Landsat Impervious Surface Data

We used population density in that study because the datasets are global and extend back to the 1800s (and even earlier). But the most direct physical relationship to UHI warming would be the coverage of the area around the thermometer by impervious surfaces (IS). Those data are now available at 30 meter resolution from Landsat for each year between 1985 and 2024 (40 years). IS might well reveal UHI effects in cases where population density is no longer increasing but wealth has increased (more air conditioning, Dollar Generals, etc.)

But I’m not going to show IS data today, that’s for another time. I’m only explaining how I got here.

D.C. Urban Warming Trends: The Difference is Like Day and Night

For now I’m examining metro areas (which is what the EPA Heat Wave papers also do), using airport ASOS measurements which is what the National Weather Service and FAA mostly rely upon. These systems are well-maintained since their primary purpose is to support air traffic safety.

I started with the center of America’s universe, Washington D.C. And I also decided that something better than a “heat wave” index was needed.

The heat wave (like pornography) is difficult to define, but you know it when you see it. How many days in a row constitute a heat wave? And how hot do those days have to get? Above the 85th percentile? 90th percentile? Those questions do not have definitive answers.

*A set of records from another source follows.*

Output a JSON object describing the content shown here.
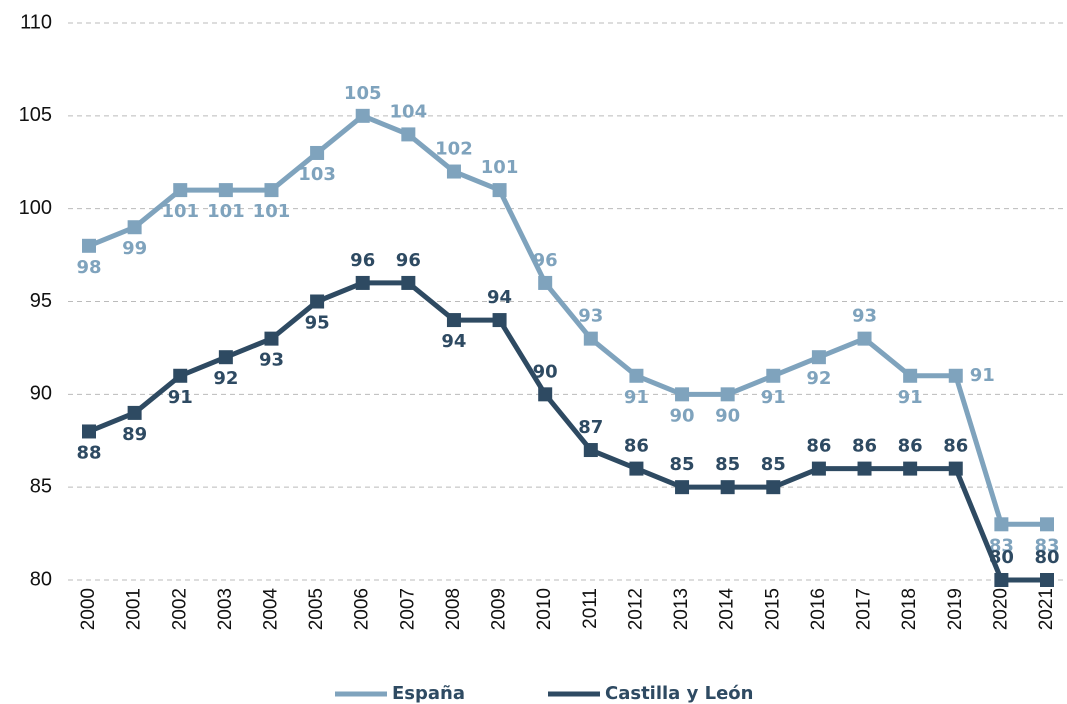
{
  "chart_data": {
    "type": "line",
    "categories": [
      "2000",
      "2001",
      "2002",
      "2003",
      "2004",
      "2005",
      "2006",
      "2007",
      "2008",
      "2009",
      "2010",
      "2011",
      "2012",
      "2013",
      "2014",
      "2015",
      "2016",
      "2017",
      "2018",
      "2019",
      "2020",
      "2021"
    ],
    "series": [
      {
        "name": "España",
        "color": "#7fa3bd",
        "values": [
          98,
          99,
          101,
          101,
          101,
          103,
          105,
          104,
          102,
          101,
          96,
          93,
          91,
          90,
          90,
          91,
          92,
          93,
          91,
          91,
          83,
          83
        ]
      },
      {
        "name": "Castilla y León",
        "color": "#2e4a62",
        "values": [
          88,
          89,
          91,
          92,
          93,
          95,
          96,
          96,
          94,
          94,
          90,
          87,
          86,
          85,
          85,
          85,
          86,
          86,
          86,
          86,
          80,
          80
        ]
      }
    ],
    "ylim": [
      80,
      110
    ],
    "yticks": [
      80,
      85,
      90,
      95,
      100,
      105,
      110
    ],
    "grid": true,
    "legend": "bottom"
  }
}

Also, by choosing a binary variable, there is no gray area available for days that are almost a heat wave (oh, sorry, there were only three days above 100 deg. F, so you didn’t meet the 4-day threshold). Such definitions lead to dodgy statistics, such as computed trends in heat waves,

So, I decided (as a meteorologist) that the hottest days in each month make more sense to keep track of for climate trends. I decided on the average of the 3 hottest daily maximum temperatures in each summer month (June, July, and August) as a potentially useful metric, which is approximately the hottest 10% of the days in the month. This metric always exists, every month, every year, and it always has 3 days. This is good for statistical analysis.

But then I thought, why stop there? What about the 3 coolest Tmax days each month?

Which then led to, “What about the warmest and coolest 3 days minimum temperature (Tmin) measurements?”

So, I started with Washington D.C., Reagan National Airport, which is used by your favorite congresspersons and presidents (as well as the public) to keep track of how hot it’s getting.

The results surprised me. Here are the temperature trends in those different categories. What is amazing is that the coolest summer nights in DC have warmed 10 times faster than the hottest summer days:

In fact, the trend in the hottest days’ temperatures is not even statistically significant, at only +0.12 deg. F per decade, which is just under a total of 0.5 deg. F warming in the last 40 years. No Boomer would notice that in their lifetime.

But look at those nighttime temperatures! The coolest nights have warmed by almost 5 deg. F in the last 40 years. This is clearly dominated by the UHI effect, since climate models tell us that days and nights should be warming at much closer to the same rate.

Now, Washington D.C. might be an outlier for urban areas. I’m just starting down this road, so we shall see. But I’ll bet most people would not have expected these results if they have been watching the local D.C. TV stations’ weather and news coverage.